Ознакомительная версия.
Войдя в купе, я увидел двух штурмовиков. Только тут я понял, что моя тренировка в поведении с полицией других стран Европы не прошла даром, иначе я, пожалуй, спрыгнул бы с поезда. Я вошел и сел в углу рядом с человеком в куртке из непромокаемой ткани. В руках он держал ружье.
Впервые, после пяти лет, я столкнулся с тем, что вызывало у меня отвращение. В прошедшие недели я часто старался представить себе, как это произойдет. Но на деле все шло иначе. Теперь уже реагировала не голова, а тело. Мне показалось, будто желудок у меня окаменел, а язык превратился в рашпиль.
Охотник и оба штурмовика вели разговор о какой-то вдовушке Пфунднер. Видно, это была веселая особа, потому что все трое перечисляли ее любовников и хохотали. Потом они достали ветчину и принялись есть.
— А вы, сосед, куда едете? — спросил меня охотник.
— Обратно в Брегенц, — ответил я.
— Вы, видно, не здешний?
— Да, я приехал в отпуск.
— А откуда вы будете?
Я секунду помедлил. Если сказать, что я из Вены — то, что указано у меня в паспорте, — могут, пожалуй, заметить, что у меня совсем не венский выговор.
— Из Ганновера, — сказал я. — Живу там уже больше тридцати лет.
— Из Ганновера? Однако далеко забрались!
— Не близко. Но ведь во время отпуска не хочется сидеть дома.
Охотник засмеялся.
— Точно. И вы как раз застали здесь хорошую погоду!
Я почувствовал, что обливаюсь потом. Рубашка липла к телу.
— Да, — сказал я. — Жара, как в середине лета.
Трое опять принялись перемывать косточки мадам Пфунднер. Через несколько остановок они вышли.

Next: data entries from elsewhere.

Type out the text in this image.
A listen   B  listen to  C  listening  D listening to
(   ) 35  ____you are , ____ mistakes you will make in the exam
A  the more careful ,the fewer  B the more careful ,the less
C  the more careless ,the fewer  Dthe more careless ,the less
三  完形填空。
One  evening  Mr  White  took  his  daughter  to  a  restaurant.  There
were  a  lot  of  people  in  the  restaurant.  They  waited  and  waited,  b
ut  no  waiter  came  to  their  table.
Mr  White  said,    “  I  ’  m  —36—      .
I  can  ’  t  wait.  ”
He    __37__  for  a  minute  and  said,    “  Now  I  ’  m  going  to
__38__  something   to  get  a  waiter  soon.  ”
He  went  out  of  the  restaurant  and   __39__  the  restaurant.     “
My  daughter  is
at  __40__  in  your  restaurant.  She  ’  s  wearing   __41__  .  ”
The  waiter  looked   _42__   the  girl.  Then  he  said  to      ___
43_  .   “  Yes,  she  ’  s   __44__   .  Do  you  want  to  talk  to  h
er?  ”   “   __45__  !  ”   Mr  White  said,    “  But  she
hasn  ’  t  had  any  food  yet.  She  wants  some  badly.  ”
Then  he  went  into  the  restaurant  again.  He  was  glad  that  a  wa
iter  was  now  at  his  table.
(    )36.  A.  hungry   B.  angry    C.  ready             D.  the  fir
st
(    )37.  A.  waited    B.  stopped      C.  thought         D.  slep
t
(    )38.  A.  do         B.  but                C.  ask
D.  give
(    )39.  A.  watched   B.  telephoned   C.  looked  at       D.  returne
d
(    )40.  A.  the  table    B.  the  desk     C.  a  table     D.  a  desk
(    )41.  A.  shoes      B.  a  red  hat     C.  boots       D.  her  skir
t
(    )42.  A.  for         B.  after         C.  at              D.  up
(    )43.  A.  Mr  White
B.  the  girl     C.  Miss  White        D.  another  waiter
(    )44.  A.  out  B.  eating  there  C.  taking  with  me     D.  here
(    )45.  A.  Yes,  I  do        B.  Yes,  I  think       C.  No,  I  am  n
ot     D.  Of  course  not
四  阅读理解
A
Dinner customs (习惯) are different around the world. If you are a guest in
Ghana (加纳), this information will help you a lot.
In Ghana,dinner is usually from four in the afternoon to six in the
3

Поезд теперь шел по красивейшим местам Европы, но я почти ничего не видел. Меня вдруг охватили раскаяние и страх. Я был в отчаянии. Я просто не понимал, как я мог отважиться перейти границу. Не шевелясь, сидел я в углу и смотрел в окно. Я сам захлопнул за собой ловушку. Несколько раз я порывался сойти, вернуться назад, чтобы в следующую же ночь попытаться перейти границу и снова оказаться в Швейцарии.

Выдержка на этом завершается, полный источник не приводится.